Days 22-27: Holy Mountain Hiking, Batman! (Gümüşhane/Sümela/Trabzon)

CLICK FOR PICTURES!

Late Friday night I happened to wander outside and bump into the other volunteers and Dr. B chatting in front of the hotel. We found out that there was a mid-term exam on Monday that we knew nothing about. And the authors of that exam? Us. There was plenty of time to do it but it was the principle of the thing! So I spent most of Saturday trying to remember what I’d taught the students and coming up with ways to test their knowledge. I feel like I haven’t taught them nearly as much as I could or should have but I guess it’s better than nothing. The nicest thing about Saturday was that some kind of cold front moved in; the cold and rain were a nice change of pace from warm and sunshine (strange, I know, but I think Americans are addicted to variety).

Today we had a very full day. We visited Sümela Monastery and the city of Trabzon. I’d seen pictures of the monastery so I knew it was literally attached to the side of a mountain, but it was my understanding that there were two ways of reaching it: hiking from the bottom of the mountain to the top or driving up to the carpark and going about 5 minutes by foot from there. When we arrive I found out we’re hiking. “Oh Jesus,” I thought, which was quite appropriate given we were going to a monastery and all. So basically the trail is several 45 degree sections up the side of the mountain. I’m so embarrassingly out of shape, but my students are wonderful. There was always one of them with me, and several of them insisted on trying to carry my backpack for me. It was shockingly embarrassing but when I reached the top they all clapped for me. Dr. B and I had a moment of levity when I struggled over to him, told him I hated him and that he was the Devil and then tried to punch him. We had a good laugh over it.

The monastery was built in 386 AD during the time of the Byzantine Empire and then enlarged during the 6th- and 13th-centuries. When the Greeks and Turks booted out one another’s people during the Treaty of Lausanne then the monastery was abandoned.
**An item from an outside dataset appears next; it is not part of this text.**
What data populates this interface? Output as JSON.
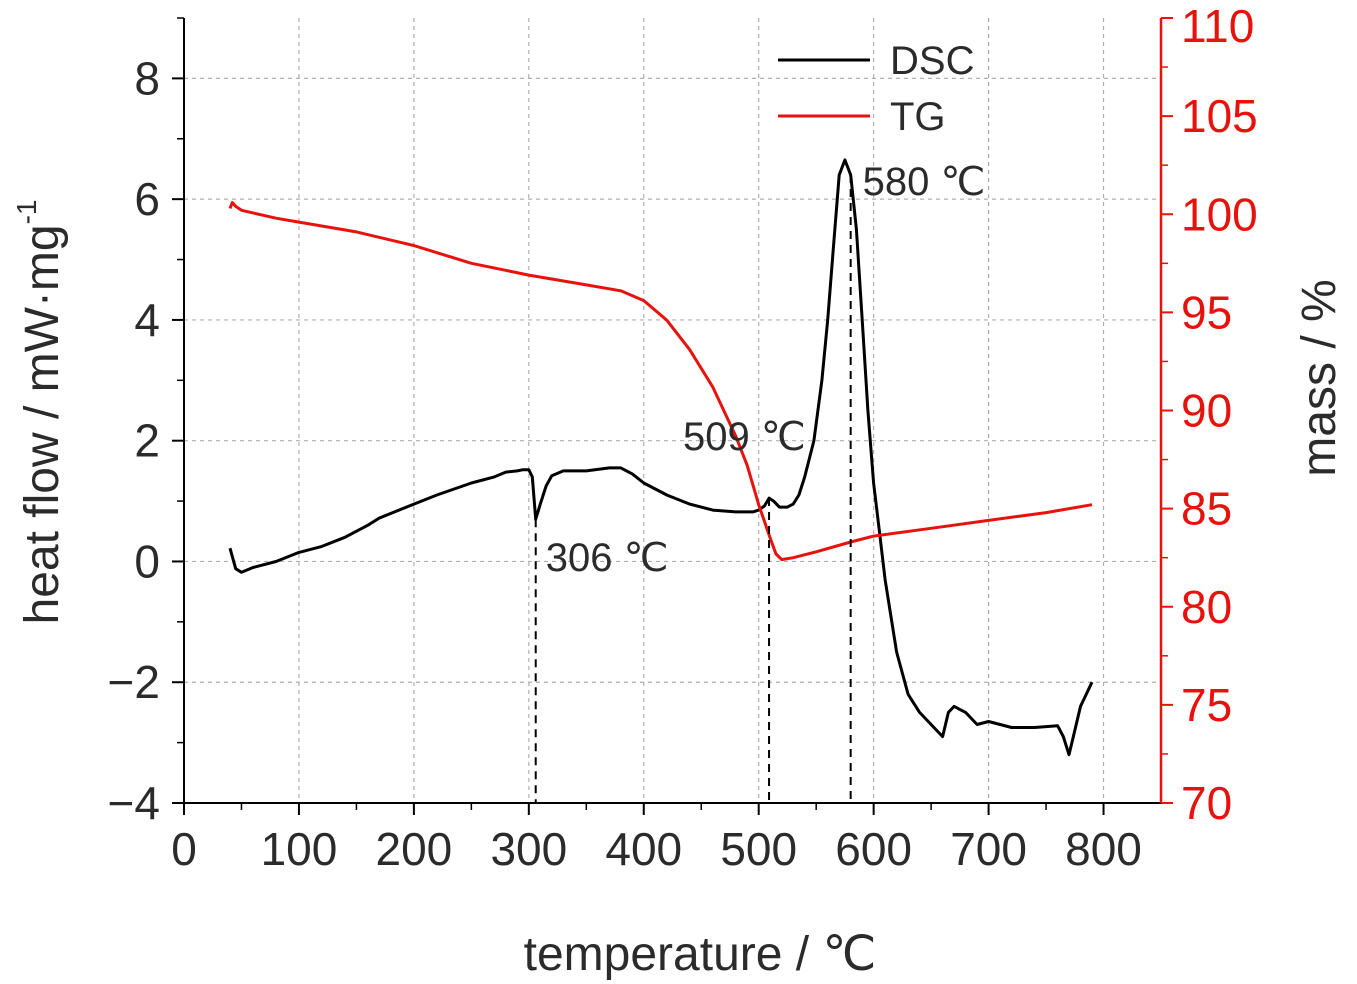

After the monastery hike, I think everyone was quite hungry. We headed to Trabzon and had a huge meal together at a restaurant on the Black Sea. It was truly lovely. We had köfte (meatballs), chicken, chickpea salad, pickled vegetables and some pastry thing for dessert. Then they brought out the customary watermelon and tea. The best thing about it for me was the breeze coming off the Black Sea; I’ve really missed sitting next to a huge body of water and just enjoying the breeze.

The real highlight of Trabzon was a massive mall called The Forum. And by mall, I mean a real mall – as in it could have come straight out of America. I was really looking forward to hitting the bookstore in the hopes of finding a travel book on the Caucusus. But when I found the bookstore they only had three English books and Newsweek. So I bought a fiction book about the Ottoman Empire and the latest edition of Newsweek. Oh well.

The rest of the time I spent with the kids because the movie theater was also a bust. The only movies in English were some Tom Cruise/Cameron Diaz flick and the new Twilight, neither of which I was tripping over myself to see. I ate ice cream with some of them, wandered around the bookstore with others and watched a couple of games of billiards. I had a minor argument with some of them about the origins of the word “simulator,” which they swore up and down was a Turkish word. Well. It might be, but it was originally an English word. You run into this occasionally where the Turkish and English are the same or similar – their assumption is that we took the word from them, not the other way around. Anyway, the mall had what they claimed was a 5-D simulator. I didn’t dare try it, being concerned about a machine that can manipulate space-time. The most hilarious thing was the bull riding machine they had, which one of the cockier students claimed he was expert at. Well. The man at the controls was a bit more expert, and I had a good laugh out of watching him being bucked off time and time again.

In incredibly creepy news, undercover police are following us now. The other two Americans go out in the evenings more often than me, and it seems they run into trouble on occasion with jeering/sneering locals. There have also been an increasing number of random gunshots in town, and an increased military presence because of trouble with the You Know Who not too far away from here. I’m not too worried about it, but it is kind of disturbing.

Ah well, 35 more days until I’m home.